I worked on several research and machine learning projects during my studies and internships. Selected projects are listed below:
Understanding compound-protein interactions is key to early drug discovery. We present GraphBAN, a graph-based framework for inductive prediction of these interactions using compound and protein features. Unlike traditional models, GraphBAN generalizes to entirely unseen compounds and proteins. It uses a teacher-student knowledge distillation architecture, where the teacher leverages network structure and the student learns from node attributes, and includes a domain adaptation module for cross-dataset generalization. Experiments on five benchmarks show GraphBAN outperforms ten baselines, with a case study on the Pin1 protein highlighting its real-world potential.
HIV-1 subtype classification is critical for effective infection management, but traditional alignment-based methods are slow and impractical for large datasets. Alignment-free approaches, which use numerical representations and machine learning, offer scalability but often underperform on rare subtypes. We present a comprehensive analysis of sequence vectorization techniques, including k-mer and Word2Vec embeddings. A k-mer-based XGBoost model achieved a balanced accuracy of 0.84, while a Word2Vec-based SVM showed strong precision. Our findings highlight the potential of natural language-inspired methods to improve subtype classification and support the development of subtype-specific treatments.

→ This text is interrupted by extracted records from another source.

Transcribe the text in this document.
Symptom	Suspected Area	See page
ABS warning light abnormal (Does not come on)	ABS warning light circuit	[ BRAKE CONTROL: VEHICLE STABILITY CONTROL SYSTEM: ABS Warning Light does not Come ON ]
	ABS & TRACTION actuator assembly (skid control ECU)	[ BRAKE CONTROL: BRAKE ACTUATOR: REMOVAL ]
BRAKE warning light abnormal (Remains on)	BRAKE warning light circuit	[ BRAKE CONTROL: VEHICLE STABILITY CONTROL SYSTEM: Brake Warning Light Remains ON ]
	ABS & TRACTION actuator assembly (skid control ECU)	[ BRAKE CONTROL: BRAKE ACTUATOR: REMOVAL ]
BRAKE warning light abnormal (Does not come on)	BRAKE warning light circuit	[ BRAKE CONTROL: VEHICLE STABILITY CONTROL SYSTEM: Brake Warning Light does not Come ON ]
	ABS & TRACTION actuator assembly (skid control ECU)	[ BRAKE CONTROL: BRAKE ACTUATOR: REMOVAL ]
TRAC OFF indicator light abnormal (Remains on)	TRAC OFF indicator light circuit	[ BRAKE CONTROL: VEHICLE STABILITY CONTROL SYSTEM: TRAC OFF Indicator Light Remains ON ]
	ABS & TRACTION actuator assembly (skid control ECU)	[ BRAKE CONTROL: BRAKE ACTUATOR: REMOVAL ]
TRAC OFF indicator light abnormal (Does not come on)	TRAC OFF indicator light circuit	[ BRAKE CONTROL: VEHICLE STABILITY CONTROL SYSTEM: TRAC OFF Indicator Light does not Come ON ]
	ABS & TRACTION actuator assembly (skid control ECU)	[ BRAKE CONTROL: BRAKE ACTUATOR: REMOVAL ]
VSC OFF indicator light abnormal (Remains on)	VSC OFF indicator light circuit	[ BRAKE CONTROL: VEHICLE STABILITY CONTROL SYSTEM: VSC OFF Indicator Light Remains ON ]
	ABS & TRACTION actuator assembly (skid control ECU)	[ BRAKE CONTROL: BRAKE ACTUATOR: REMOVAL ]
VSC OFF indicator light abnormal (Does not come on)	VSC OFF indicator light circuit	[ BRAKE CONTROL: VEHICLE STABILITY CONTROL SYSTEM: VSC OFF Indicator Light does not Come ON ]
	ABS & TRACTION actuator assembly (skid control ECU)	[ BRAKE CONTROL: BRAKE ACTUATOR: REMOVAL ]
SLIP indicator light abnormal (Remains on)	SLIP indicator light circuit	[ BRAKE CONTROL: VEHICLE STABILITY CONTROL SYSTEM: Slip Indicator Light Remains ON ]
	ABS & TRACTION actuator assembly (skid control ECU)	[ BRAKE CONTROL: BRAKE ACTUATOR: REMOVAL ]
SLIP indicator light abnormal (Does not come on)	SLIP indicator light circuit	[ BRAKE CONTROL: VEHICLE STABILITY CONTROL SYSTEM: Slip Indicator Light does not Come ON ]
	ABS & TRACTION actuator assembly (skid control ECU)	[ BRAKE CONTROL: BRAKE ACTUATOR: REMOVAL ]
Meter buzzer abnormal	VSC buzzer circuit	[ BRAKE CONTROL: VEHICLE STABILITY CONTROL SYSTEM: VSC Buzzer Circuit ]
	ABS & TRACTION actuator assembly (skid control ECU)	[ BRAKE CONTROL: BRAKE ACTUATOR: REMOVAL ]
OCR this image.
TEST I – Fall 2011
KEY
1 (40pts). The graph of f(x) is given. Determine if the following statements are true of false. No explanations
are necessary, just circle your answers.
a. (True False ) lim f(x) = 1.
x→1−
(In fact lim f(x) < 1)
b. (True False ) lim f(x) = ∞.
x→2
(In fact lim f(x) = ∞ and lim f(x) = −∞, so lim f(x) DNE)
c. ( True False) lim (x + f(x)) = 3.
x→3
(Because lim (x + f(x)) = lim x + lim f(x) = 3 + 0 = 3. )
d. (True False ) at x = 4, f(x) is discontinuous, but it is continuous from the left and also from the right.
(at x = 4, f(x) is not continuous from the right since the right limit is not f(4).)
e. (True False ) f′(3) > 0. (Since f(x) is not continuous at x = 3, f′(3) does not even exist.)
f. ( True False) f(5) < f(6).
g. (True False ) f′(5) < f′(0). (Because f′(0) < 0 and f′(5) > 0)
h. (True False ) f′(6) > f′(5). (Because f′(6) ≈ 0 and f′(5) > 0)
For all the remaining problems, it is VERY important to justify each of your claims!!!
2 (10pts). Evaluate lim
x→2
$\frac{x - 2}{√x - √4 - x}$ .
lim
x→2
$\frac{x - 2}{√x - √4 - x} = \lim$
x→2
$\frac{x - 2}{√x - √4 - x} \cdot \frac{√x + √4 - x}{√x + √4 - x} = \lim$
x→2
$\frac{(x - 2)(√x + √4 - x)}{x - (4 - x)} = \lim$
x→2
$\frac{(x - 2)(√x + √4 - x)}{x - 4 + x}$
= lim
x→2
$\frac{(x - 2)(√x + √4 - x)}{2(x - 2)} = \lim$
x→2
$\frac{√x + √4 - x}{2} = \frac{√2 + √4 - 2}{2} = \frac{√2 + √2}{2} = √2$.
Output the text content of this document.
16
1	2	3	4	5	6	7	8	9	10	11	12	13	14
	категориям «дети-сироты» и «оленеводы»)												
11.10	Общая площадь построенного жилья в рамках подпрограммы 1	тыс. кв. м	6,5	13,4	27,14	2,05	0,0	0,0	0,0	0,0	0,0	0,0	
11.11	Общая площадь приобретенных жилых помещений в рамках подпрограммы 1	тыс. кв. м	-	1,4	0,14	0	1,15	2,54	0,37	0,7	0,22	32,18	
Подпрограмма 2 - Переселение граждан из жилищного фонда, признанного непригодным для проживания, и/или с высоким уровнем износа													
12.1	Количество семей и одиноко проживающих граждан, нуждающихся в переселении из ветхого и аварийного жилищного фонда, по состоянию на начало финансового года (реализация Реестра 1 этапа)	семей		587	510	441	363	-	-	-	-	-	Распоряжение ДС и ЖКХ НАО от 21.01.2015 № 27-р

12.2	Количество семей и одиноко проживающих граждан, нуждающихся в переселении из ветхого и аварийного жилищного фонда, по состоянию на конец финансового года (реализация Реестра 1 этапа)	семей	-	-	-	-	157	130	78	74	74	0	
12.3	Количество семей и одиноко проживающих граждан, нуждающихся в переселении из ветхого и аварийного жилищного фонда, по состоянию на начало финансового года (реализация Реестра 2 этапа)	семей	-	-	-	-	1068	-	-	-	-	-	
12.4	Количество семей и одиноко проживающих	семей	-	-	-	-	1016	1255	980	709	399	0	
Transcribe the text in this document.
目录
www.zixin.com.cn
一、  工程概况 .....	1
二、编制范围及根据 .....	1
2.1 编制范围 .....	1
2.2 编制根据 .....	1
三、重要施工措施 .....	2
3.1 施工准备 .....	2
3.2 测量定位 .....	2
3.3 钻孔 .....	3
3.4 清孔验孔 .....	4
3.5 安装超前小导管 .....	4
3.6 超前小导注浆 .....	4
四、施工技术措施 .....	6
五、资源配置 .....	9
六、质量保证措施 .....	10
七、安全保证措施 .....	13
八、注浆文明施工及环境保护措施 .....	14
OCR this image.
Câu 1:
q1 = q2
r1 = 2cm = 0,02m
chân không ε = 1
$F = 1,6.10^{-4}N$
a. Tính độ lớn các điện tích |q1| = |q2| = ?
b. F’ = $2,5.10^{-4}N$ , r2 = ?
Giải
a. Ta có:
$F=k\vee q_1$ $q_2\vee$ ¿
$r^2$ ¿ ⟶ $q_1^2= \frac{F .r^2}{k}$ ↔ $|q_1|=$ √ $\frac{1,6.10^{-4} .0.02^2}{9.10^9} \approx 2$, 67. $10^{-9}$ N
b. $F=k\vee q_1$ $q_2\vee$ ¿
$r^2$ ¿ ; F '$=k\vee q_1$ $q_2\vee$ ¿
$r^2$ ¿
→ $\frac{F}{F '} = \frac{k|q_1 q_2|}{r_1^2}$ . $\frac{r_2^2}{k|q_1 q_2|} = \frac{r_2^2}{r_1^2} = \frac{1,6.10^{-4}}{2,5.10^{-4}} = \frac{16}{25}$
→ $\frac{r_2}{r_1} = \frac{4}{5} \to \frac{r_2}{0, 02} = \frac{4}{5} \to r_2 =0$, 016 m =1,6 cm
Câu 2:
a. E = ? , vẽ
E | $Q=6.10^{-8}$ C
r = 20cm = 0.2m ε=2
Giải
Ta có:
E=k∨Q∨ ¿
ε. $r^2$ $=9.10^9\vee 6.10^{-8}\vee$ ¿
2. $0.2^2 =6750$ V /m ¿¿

This project applies machine learning to survival analysis, which models the time until an event such as death or disease recurrence. A major challenge in this field is censored data, where the event has not occurred by the end of the study. We explore the Accelerated Failure Time (AFT) model, which directly relates covariates to survival time by modeling how they speed up or slow down the event. In addition, we evaluate machine learning methods that can handle complex, nonlinear patterns in censored data. By comparing these models, the project aims to improve the accuracy and flexibility of survival predictions.